Orkworld
- Orkworld rulebook cover
- Designers: John Wick
- Publishers: Wicked Press
- Publication: 2000
- Genres: Tabletop role-playing game, fantasy

= Orkworld =

Tabletop fantasy role-playing game by John Wick

Orkworld is a fantasy role-playing game featuring orks. It was designed by John Wick, illustrated by Thomas Denmark and released by Wicked Press.

==Game setting and mechanics==
According to Wick, Orkworld breaks from the mold of treating orks as evil monsters in tabletop role-playing games and fantasy literature dating back to their creation by J. R. R. Tolkien. Orkworld treats orks as protagonists (although not necessarily heroic ones), doomed by the fact that they are less intelligent and adaptable than their enemy races of humanity, dwarf-kind and elvenfolk. The game is heavily descriptive of a fantastical orkish culture.

Orkworld is also unusual in that character generation is a collective effort.

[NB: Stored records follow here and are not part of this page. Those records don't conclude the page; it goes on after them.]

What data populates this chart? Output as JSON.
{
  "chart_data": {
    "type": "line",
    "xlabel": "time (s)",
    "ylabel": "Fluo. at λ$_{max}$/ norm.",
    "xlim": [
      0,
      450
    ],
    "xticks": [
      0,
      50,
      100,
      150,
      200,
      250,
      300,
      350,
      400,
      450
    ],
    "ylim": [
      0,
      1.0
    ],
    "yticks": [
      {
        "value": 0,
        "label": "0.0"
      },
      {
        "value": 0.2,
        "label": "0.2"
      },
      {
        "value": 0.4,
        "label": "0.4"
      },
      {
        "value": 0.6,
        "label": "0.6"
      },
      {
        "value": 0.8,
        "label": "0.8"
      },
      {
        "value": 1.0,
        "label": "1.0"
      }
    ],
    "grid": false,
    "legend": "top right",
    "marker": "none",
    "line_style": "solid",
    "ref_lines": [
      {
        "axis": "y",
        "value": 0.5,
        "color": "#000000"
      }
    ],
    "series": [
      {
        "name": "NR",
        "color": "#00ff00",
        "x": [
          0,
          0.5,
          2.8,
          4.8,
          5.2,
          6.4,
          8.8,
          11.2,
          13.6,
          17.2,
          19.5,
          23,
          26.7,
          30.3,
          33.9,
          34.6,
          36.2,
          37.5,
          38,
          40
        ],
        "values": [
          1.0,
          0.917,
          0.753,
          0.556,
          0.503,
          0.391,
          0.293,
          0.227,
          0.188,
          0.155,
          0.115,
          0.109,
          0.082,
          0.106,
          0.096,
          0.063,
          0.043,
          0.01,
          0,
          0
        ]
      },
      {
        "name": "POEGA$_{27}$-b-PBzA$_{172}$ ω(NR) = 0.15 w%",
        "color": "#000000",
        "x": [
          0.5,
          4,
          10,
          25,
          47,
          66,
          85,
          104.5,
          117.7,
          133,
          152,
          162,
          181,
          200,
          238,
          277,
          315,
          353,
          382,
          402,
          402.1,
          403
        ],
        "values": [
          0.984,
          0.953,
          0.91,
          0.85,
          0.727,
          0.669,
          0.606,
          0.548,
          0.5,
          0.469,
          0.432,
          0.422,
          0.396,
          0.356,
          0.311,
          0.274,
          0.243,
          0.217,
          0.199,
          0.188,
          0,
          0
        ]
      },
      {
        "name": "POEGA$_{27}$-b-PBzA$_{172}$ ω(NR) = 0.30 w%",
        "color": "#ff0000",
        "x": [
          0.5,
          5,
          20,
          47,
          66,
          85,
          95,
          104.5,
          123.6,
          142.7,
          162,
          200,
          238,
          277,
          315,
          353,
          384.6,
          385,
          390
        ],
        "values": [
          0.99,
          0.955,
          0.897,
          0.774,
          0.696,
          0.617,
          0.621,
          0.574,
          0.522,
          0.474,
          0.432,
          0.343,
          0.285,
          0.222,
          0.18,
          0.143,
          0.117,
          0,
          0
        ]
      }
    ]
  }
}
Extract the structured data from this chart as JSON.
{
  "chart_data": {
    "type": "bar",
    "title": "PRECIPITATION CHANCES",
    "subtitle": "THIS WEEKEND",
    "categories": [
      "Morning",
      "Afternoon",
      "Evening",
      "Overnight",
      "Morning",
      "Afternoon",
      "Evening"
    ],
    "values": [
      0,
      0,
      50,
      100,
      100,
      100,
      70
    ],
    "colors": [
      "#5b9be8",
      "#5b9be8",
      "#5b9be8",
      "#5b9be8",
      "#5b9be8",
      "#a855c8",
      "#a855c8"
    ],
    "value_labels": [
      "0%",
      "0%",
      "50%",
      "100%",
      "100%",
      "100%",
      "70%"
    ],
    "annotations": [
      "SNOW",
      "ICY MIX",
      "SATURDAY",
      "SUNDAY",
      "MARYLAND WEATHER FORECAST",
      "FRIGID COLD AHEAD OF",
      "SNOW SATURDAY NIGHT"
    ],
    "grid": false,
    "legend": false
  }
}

Each party of players first creates the household using a pool of character points. The household defines multiple aspects of the group. The points spent can define the technological level, the population, the experience of the household leaders, and even the resources and strongholds available to the household. Once this is complete the players then divide up the remaining character points however they want and use the points assigned to each of them to create their character for the game.

==Fan reaction==
While fan reaction was mixed, a number of fan created additions to the game engine were done and released on the net during the years following release, and some are still recorded in the WaybackMachine internet archive.